North Platte drilling operations in the US Gulf of Mexico
“We are using the same technology, but making it a bit bigger and more efficient each time,” he says. But, going further than 3,600 m will start to push the limits of current systems, he says. “We are using a multiplexed blowout preventer (BOP) control system that’s still hydraulic,” he says. “If we’re to go deeper, maybe we have to bring additional technology, like all-electric BOPs, so you don’t pump any more fluid into the BOP, you just use electric power and motors, which you can use without any depth limitation.

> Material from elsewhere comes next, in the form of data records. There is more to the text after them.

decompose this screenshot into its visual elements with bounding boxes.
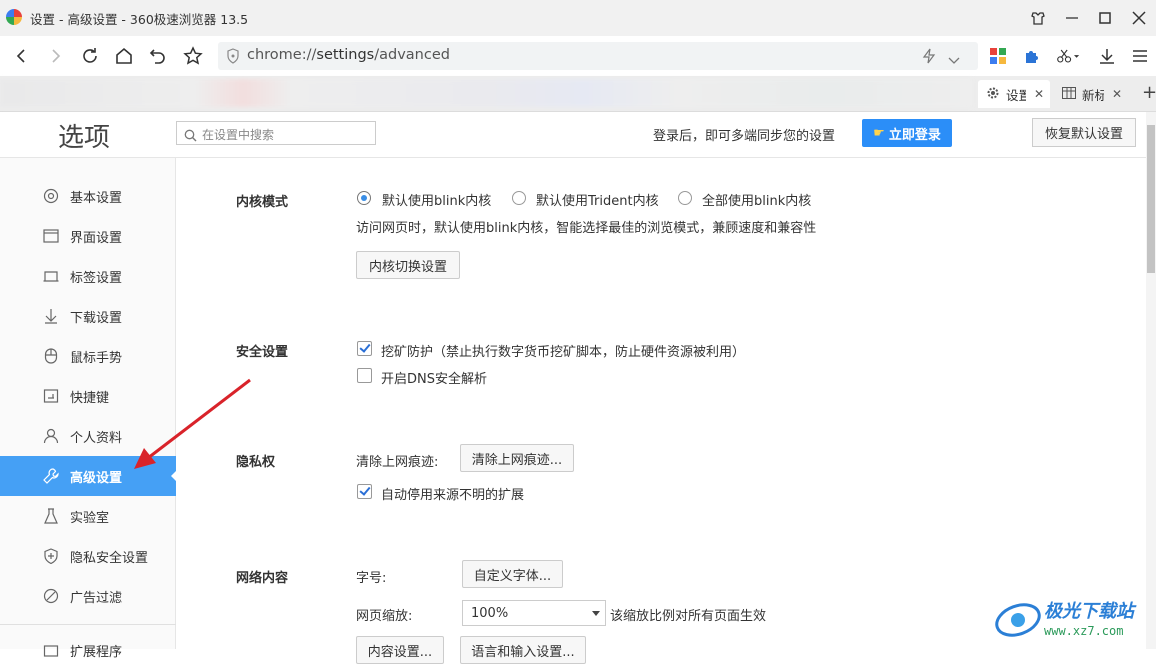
mouse-icon (43, 348, 59, 364)
extensions-puzzle-icon[interactable] (1020, 44, 1044, 68)
sidebar-item-tabs[interactable]: 标签设置 (0, 256, 176, 296)
radio-kernel-blink-default[interactable] (357, 191, 371, 205)
kernel-switch-button[interactable]: 内核切换设置 (356, 251, 460, 279)
close-tab-icon[interactable]: ✕ (1112, 87, 1122, 101)
bookmark-star-icon[interactable] (181, 44, 205, 68)
custom-font-button[interactable]: 自定义字体... (462, 560, 563, 588)
lightning-icon[interactable] (922, 48, 936, 68)
watermark-brand: 极光下载站 (1044, 601, 1134, 622)
extensions-icon (43, 642, 59, 658)
undo-icon[interactable] (146, 44, 170, 68)
person-icon (43, 428, 59, 444)
content-settings-button[interactable]: 内容设置... (356, 636, 444, 664)
sidebar-item-extensions[interactable]: 扩展程序 (0, 630, 176, 670)
radio-label: 默认使用Trident内核 (536, 194, 659, 209)
checkbox-label: 挖矿防护（禁止执行数字货币挖矿脚本，防止硬件资源被利用） (381, 345, 746, 360)
wrench-icon (43, 468, 59, 484)
auto-disable-extensions-checkbox[interactable] (357, 484, 372, 499)
sync-hint: 登录后，即可多端同步您的设置 (653, 129, 836, 144)
watermark-site: www.xz7.com (1044, 624, 1124, 638)
zoom-note: 该缩放比例对所有页面生效 (610, 609, 767, 624)
security-title: 安全设置 (236, 345, 289, 360)
login-button[interactable]: ☛ 立即登录 (862, 119, 952, 147)
dns-security-checkbox[interactable] (357, 368, 372, 383)
tab-newtab[interactable]: 新标 ✕ (1054, 80, 1130, 108)
search-input[interactable]: 在设置中搜索 (176, 121, 376, 145)
shield-plus-icon (43, 548, 59, 565)
blurred-bookmarks (0, 79, 972, 107)
settings-header (0, 112, 1156, 158)
font-size-label: 字号: (356, 571, 387, 586)
clear-history-button[interactable]: 清除上网痕迹... (460, 444, 574, 472)
search-icon (184, 127, 197, 146)
kernel-description: 访问网页时，默认使用blink内核，智能选择最佳的浏览模式，兼顾速度和兼容性 (356, 221, 817, 236)
flask-icon (43, 508, 59, 524)
shield-icon (226, 48, 240, 68)
sidebar-divider (0, 624, 176, 625)
pointing-hand-icon: ☛ (873, 125, 885, 141)
block-icon (43, 588, 59, 604)
zoom-label: 网页缩放: (356, 609, 413, 624)
forward-icon[interactable] (44, 44, 68, 68)
scissors-icon[interactable] (1056, 44, 1080, 68)
radio-label: 全部使用blink内核 (702, 194, 812, 209)
sidebar-item-lab[interactable]: 实验室 (0, 496, 176, 536)
browser-logo-icon (6, 9, 22, 25)
back-icon[interactable] (9, 44, 33, 68)
radio-kernel-blink-all[interactable] (678, 191, 692, 205)
sidebar-item-basic[interactable]: 基本设置 (0, 176, 176, 216)
dropdown-arrow-icon (592, 611, 600, 620)
tab-icon (43, 268, 59, 284)
annotation-arrow (134, 378, 251, 469)
apps-grid-icon[interactable] (986, 44, 1010, 68)
language-settings-button[interactable]: 语言和输入设置... (460, 636, 586, 664)
chevron-down-icon[interactable] (948, 51, 960, 70)
title-bar: 设置 - 高级设置 - 360极速浏览器 13.5 (0, 0, 1156, 36)
scrollbar-thumb[interactable] (1147, 125, 1155, 273)
page-title: 选项 (58, 123, 111, 153)
clear-history-label: 清除上网痕迹: (356, 455, 439, 470)
url-text: chrome://settings/advanced (247, 47, 450, 63)
kernel-mode-title: 内核模式 (236, 195, 289, 210)
sidebar-item-interface[interactable]: 界面设置 (0, 216, 176, 256)
reload-icon[interactable] (78, 44, 102, 68)
window-title: 设置 - 高级设置 - 360极速浏览器 13.5 (30, 12, 249, 27)
restore-defaults-button[interactable]: 恢复默认设置 (1032, 118, 1136, 147)
address-bar[interactable]: chrome://settings/advanced (218, 42, 978, 70)
circle-settings-icon (43, 188, 59, 204)
window-icon (43, 228, 59, 244)
close-tab-icon[interactable]: ✕ (1034, 87, 1044, 101)
zoom-select[interactable]: 100% (462, 600, 606, 626)
grid-icon (1062, 86, 1076, 102)
new-tab-button[interactable]: + (1142, 82, 1156, 103)
radio-label: 默认使用blink内核 (382, 194, 492, 209)
keyboard-icon (43, 388, 59, 404)
checkbox-label: 自动停用来源不明的扩展 (381, 488, 525, 503)
skin-icon[interactable] (1026, 6, 1050, 30)
gear-icon (986, 86, 1000, 103)
checkbox-label: 开启DNS安全解析 (381, 372, 487, 387)
sidebar-item-download[interactable]: 下载设置 (0, 296, 176, 336)
home-icon[interactable] (112, 44, 136, 68)
download-icon[interactable] (1095, 44, 1119, 68)
close-window-button[interactable] (1127, 6, 1151, 30)
radio-kernel-trident[interactable] (512, 191, 526, 205)
download-arrow-icon (43, 308, 59, 324)
mining-protection-checkbox[interactable] (357, 341, 372, 356)
sidebar-item-adblock[interactable]: 广告过滤 (0, 576, 176, 616)
maximize-button[interactable] (1093, 6, 1117, 30)
network-content-title: 网络内容 (236, 571, 289, 586)
sidebar-item-privacy-security[interactable]: 隐私安全设置 (0, 536, 176, 576)
menu-icon[interactable] (1128, 44, 1152, 68)
minimize-button[interactable] (1060, 6, 1084, 30)
tab-settings[interactable]: 设置 ✕ (978, 80, 1050, 108)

“At some stage, you need to think differently if you want to go further,” he adds. “Today, we’re working a lot on all-electric wells. We believe we’re able to design a well which can be operated electrically.” With an all-electric well, subsea fields in deepwater will no longer need kilometers of hydraulic lines and the potential for hydraulic leaks, he says. “All-electric is a good enabler to develop subsea fields at a lower cost, and I think that we will also be able to do things we are not able to do with hydraulic.”
There’s also a push towards 20,000psi (20k) deepwater systems. Today, the ‘norm’ is 15k, and most rigs have a 15k BOP, 15k choke lines, etc. But, “today we’re developing fields where you need more than 15k, so we have to develop 20k equipment,” said Jeannet. North Platte in 1,500m water depth in the US Gulf of Mexico requires 20k systems because of the reservoir pressure. “We’re drilling below 5,000m of salt,” said Jeannet. “The vertical total depth is 35,000ft, that’s more than 10 km of well, and the pressure is very high. If you want to develop this kind of field, you need to have Xmas trees and BOPs able to handle this kind of pressure.”
Handling the Agulhas current
The Agulhas current. Credit, Oggmus, Wikimedia Commons
In South Africa, where Total has made two recent discoveries in Block 11B/12B (Brulpadda, in 1,400m water depth (2019), and Luiperd, in 1,800m (2020)), the challenges of deepwater drilling are compounded by very specific harsh ocean conditions. Drilling on Brulpadda was successful on a second attempt, using Odfjell’s Deepsea Stavanger semisubmersible, which was also used for Luiperd.
“The North is Sea harsh, but it’s because of wind and waves,” said Jeannet. “In South Africa, it’s more or less the same. But on top of that, you have deeper water and a high, 2m/sec, or 4-6 knot of constant current from the Agulhas current, which runs from Mozambique and Madagascar to South Africa. When the wind and are current together, it’s very difficult for a vessel to keep position. Sometimes the wind and current are not coming from same direction and that means you cannot optimize the position of the vessel because you still need to withstand the current.” Only semisubmersibles can be used, and due to the inability to optimize position against the current/wind and they need to be high capability, he says.
On top of that, the Agulhas current flows from the surface to more than 1,000m deep, so it makes running the BOP a challenge, with it being up to 70m offset from the rig. Only a few rigs in the world can operate in this environment, said Jeannet.
The riser system also needs to be adapted, to add in more flexibility, withstand the force of the current and to prevent the riser from colliding with the semisubmersible’s pontoons. This has meant adding a third flex joint to the riser, level with the pontoon, as well as tensioning lines, to keep it in a fixed position.